Although the Portuguese were first in the field of oceanic adventure their country was too small to sustain such efforts. It is said that half the population of Portugal died in trying to hold their overseas possessions. Spain soon overtook them. In the year of Columbus's first voyage, Granada, the only Moorish city which survived on Spanish soil, had fallen to the last great Crusading army of the Middle Ages. Henceforward the Spaniards were free to turn their energies to the New World. In less than a generation a Portuguese captain, in Spanish pay, Magellan, set out on the voyage to South America and across the Pacific that was to take his ship round the globe. Magellan was killed in the Philippines, but his chief officer brought his ship home round the Cape of Good Hope. 

The scattered civilisations of the world were being drawn together, and the new discoveries were to give the little kingdom in the northern sea a fresh importance. Here was to be the successor of both of Portugal and Spain, though the time for entering into the inheritance was not yet. But now the spices of the East were travelling by sea to the European market at Antwerp. The whole course of trade was shifted and revolutionised. The overland route languished; the primacy of the Italian cities was eclipsed by North-West Europe; and the future lay not in the Mediterranean, but on the shores of the Atlantic, where the new Powers, England, France, and Holland, had ports and harbours which gave easy access to the oceans.

The wealth of the New World soon affected the old order in Europe. In the first half of the sixteenth century Cortes overcame the Aztec empire of Mexico and Pizarro conquered the Incas of Peru. The vast mineral treasures of these lands now began to pour across the Atlantic. By channels which multiplied gold and silver flowed into Europe. So did new commodities, tobacco, potatoes, and American sugar. The old continent to which these new riches came was itself undergoing a transformation. After a long halt its population was again growing and production on the farms and in the workshops was expanding. There was. a widespread demand for more money to pay for new expeditions, new buildings, new enterprises, and new methods of government. 

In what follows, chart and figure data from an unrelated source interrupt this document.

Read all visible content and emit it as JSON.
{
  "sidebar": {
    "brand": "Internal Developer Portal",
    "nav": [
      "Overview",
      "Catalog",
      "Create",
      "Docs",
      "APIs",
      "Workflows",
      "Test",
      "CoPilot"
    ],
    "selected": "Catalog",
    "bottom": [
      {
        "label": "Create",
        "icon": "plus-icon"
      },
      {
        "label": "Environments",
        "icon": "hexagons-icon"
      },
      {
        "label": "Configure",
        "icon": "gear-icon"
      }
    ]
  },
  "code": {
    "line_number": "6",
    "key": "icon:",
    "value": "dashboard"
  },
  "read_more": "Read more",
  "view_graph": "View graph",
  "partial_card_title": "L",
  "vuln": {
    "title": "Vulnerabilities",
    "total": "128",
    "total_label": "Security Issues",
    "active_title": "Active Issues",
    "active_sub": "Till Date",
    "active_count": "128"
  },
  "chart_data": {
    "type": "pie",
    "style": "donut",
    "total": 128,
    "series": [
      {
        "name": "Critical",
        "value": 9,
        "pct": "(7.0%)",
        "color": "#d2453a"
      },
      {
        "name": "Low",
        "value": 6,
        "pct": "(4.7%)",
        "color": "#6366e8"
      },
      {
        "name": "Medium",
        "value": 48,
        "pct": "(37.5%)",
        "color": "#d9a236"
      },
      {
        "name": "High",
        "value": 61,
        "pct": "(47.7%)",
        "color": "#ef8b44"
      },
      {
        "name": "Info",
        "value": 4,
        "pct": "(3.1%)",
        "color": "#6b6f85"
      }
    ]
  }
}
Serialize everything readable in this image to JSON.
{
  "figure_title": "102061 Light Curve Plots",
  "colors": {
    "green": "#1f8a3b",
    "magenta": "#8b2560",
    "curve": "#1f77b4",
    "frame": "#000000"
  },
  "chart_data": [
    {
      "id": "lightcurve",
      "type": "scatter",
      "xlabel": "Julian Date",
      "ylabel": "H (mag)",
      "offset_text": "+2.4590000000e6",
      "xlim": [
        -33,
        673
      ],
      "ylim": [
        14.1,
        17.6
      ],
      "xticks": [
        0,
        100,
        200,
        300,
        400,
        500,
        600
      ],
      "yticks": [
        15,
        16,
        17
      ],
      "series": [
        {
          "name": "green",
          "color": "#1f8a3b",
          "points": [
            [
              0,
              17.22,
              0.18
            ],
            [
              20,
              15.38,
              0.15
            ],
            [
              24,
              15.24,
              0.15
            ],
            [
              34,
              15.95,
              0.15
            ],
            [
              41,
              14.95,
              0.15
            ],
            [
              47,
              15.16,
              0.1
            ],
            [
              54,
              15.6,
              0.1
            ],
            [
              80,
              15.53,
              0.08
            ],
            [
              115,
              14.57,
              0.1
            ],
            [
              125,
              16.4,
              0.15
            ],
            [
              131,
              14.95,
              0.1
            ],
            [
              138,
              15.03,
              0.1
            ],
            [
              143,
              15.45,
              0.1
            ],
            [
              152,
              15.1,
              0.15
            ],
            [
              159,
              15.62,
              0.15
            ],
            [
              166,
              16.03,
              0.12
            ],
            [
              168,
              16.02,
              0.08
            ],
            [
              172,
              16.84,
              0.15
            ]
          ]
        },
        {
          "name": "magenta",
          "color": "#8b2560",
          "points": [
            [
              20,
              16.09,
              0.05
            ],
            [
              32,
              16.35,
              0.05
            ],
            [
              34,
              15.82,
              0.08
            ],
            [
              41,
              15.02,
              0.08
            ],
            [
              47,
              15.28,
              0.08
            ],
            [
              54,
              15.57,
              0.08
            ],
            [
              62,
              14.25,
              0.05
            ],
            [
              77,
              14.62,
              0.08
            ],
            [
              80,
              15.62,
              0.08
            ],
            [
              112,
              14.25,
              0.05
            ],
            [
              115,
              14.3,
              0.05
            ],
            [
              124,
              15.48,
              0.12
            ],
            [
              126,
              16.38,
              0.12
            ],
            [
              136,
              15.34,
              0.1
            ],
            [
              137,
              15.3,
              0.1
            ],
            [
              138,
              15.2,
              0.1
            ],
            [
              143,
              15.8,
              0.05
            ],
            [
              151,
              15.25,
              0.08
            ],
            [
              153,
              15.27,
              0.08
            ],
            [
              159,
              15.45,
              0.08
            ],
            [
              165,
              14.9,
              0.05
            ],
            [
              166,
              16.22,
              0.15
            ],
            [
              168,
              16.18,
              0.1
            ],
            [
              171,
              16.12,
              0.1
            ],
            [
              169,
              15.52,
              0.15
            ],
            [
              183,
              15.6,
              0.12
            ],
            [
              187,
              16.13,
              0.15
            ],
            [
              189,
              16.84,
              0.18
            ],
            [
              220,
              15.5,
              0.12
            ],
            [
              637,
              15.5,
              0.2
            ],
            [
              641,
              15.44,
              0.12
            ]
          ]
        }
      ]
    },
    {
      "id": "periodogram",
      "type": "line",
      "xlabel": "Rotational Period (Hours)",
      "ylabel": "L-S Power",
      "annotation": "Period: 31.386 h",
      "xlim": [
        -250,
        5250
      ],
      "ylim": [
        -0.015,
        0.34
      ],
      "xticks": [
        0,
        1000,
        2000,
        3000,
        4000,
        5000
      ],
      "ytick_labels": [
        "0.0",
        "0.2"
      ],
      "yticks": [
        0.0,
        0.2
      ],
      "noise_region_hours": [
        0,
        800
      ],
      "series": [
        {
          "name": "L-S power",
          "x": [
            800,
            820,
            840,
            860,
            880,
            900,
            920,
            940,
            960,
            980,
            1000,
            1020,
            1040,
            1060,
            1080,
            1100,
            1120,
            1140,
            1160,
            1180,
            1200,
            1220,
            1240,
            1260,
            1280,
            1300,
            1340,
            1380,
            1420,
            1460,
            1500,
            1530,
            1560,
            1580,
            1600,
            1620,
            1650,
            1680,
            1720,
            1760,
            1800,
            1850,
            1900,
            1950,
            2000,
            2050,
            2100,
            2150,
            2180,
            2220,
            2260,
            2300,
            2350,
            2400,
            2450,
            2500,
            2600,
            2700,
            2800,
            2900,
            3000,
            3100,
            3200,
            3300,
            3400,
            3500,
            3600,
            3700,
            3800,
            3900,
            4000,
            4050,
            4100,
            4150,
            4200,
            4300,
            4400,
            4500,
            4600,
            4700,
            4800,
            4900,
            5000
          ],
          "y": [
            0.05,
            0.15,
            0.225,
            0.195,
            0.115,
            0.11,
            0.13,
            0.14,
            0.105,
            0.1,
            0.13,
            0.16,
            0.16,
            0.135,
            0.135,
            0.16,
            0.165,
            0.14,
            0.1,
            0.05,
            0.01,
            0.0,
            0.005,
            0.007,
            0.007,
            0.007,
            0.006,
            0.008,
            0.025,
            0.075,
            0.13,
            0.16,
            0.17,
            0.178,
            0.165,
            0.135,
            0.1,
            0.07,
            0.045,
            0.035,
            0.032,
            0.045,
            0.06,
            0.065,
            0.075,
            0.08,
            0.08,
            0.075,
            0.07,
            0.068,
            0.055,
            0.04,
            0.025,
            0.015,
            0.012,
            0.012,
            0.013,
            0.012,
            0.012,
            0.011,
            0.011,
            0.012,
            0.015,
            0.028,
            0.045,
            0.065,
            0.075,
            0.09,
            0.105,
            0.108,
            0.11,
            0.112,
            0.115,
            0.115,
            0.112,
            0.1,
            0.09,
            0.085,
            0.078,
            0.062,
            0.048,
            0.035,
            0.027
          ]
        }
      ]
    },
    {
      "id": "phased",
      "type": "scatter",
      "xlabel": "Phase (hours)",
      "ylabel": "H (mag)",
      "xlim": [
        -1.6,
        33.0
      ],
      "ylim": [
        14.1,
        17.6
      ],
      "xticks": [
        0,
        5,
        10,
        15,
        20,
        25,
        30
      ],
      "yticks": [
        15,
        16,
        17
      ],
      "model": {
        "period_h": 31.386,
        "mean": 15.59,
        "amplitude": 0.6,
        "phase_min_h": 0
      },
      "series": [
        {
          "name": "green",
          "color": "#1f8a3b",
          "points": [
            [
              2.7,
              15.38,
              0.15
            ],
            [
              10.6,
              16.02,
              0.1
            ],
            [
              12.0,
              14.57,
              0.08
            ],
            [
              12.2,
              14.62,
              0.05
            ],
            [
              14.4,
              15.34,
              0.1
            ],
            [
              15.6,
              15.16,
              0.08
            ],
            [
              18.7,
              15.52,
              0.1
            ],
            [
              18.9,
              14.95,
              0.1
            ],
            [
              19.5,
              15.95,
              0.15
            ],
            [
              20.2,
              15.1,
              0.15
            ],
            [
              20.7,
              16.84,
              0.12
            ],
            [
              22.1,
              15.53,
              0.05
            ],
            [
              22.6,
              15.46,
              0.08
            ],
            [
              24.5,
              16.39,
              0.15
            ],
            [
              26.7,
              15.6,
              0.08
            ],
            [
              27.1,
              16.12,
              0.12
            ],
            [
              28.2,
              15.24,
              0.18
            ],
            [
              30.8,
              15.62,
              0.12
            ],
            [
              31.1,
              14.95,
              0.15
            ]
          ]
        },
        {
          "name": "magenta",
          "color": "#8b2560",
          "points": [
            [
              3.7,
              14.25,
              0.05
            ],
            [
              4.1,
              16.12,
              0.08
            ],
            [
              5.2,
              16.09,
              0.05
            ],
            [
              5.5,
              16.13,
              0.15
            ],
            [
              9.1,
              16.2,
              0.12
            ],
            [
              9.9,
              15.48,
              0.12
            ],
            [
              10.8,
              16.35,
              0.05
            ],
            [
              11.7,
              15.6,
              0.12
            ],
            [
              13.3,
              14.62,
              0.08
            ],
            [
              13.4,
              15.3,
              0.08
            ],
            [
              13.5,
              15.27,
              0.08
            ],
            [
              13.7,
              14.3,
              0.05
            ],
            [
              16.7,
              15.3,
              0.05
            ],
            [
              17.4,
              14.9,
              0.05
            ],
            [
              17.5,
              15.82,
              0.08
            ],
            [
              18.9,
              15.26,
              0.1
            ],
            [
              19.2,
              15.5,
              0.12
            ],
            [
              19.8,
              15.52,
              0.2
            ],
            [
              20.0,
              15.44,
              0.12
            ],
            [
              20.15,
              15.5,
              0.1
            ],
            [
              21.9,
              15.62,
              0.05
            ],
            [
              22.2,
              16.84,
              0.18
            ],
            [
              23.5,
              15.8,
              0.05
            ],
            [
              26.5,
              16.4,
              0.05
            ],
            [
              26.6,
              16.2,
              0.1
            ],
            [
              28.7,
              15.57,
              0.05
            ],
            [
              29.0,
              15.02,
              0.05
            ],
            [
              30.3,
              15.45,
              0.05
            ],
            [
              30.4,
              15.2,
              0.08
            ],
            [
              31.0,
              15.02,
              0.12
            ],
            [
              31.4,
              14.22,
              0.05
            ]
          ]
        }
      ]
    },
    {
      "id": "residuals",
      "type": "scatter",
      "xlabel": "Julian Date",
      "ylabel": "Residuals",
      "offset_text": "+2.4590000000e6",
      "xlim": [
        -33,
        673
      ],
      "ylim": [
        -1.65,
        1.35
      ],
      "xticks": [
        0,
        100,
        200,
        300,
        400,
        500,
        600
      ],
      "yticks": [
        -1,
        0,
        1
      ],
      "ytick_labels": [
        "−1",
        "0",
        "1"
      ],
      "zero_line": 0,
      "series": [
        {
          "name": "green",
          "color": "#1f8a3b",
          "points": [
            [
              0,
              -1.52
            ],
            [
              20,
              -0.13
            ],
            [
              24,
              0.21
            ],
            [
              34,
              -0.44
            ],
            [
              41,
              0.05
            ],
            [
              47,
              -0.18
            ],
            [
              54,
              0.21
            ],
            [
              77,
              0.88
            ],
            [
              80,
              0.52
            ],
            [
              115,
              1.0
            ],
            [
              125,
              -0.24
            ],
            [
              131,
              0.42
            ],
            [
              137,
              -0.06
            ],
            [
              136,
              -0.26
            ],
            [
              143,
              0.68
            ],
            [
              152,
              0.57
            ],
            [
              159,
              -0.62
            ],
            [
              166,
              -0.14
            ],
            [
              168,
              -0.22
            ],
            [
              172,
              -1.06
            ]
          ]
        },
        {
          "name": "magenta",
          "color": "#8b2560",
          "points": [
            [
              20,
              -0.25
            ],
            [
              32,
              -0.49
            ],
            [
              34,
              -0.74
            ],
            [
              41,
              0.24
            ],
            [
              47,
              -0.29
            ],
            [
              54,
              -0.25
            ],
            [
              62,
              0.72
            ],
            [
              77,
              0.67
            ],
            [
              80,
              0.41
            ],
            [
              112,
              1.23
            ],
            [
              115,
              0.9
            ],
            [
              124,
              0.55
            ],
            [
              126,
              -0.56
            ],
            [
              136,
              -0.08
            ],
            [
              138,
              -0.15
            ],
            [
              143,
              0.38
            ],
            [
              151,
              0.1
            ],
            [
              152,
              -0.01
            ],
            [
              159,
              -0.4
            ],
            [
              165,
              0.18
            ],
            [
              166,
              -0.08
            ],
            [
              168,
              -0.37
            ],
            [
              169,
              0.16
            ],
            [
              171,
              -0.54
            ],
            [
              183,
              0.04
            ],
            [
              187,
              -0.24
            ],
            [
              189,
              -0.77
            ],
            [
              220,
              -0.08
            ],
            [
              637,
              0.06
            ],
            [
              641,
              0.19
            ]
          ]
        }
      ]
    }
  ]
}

The manipulation of finance was little understood either by rulers or by the mass of the people, and the first recourse of impoverished princes was to debase their currency. Prices therefore rose sharply, and when Luther posted his theses at Wittenberg the value of money was already rapidly falling. Under the  impulse   of American  silver there now swept across the Continent a series of inflationary waves unparalleled until the twentieth century. The old world of landlords and peasants found it harder to carry on, and throughout Europe a new force gathered influence and honour with the overlords and began to exert its power. For merchants, traders, and bankers it was an age of opportunity. Most famous among them perhaps was the Fugger family of Germany, who gained a graceful reputation by placing their immense wealth at the service of Renaissance art. On their financial resourcefulness both Popes and Emperors at one time depended.

As ever in times of rapid inflation, there was much hardship and many difficulties in adjustment. But a strong sensation of new growth and well-being abounded, and ultimately every class benefited by the general amelioration. For a world which, a century before, had lost perhaps a third of its population by the Black Death there was a wonderful stimulus of mind and body. Men were groping their way into a larger age, with a freer interchange of more goods and services and with far greater numbers taking an effective part. 

The New World had opened its spacious doors, not only geographically by adding North and South America as places for Europe to live in, but by enlarging its whole way of life and outlook and the uses it could make of all it had.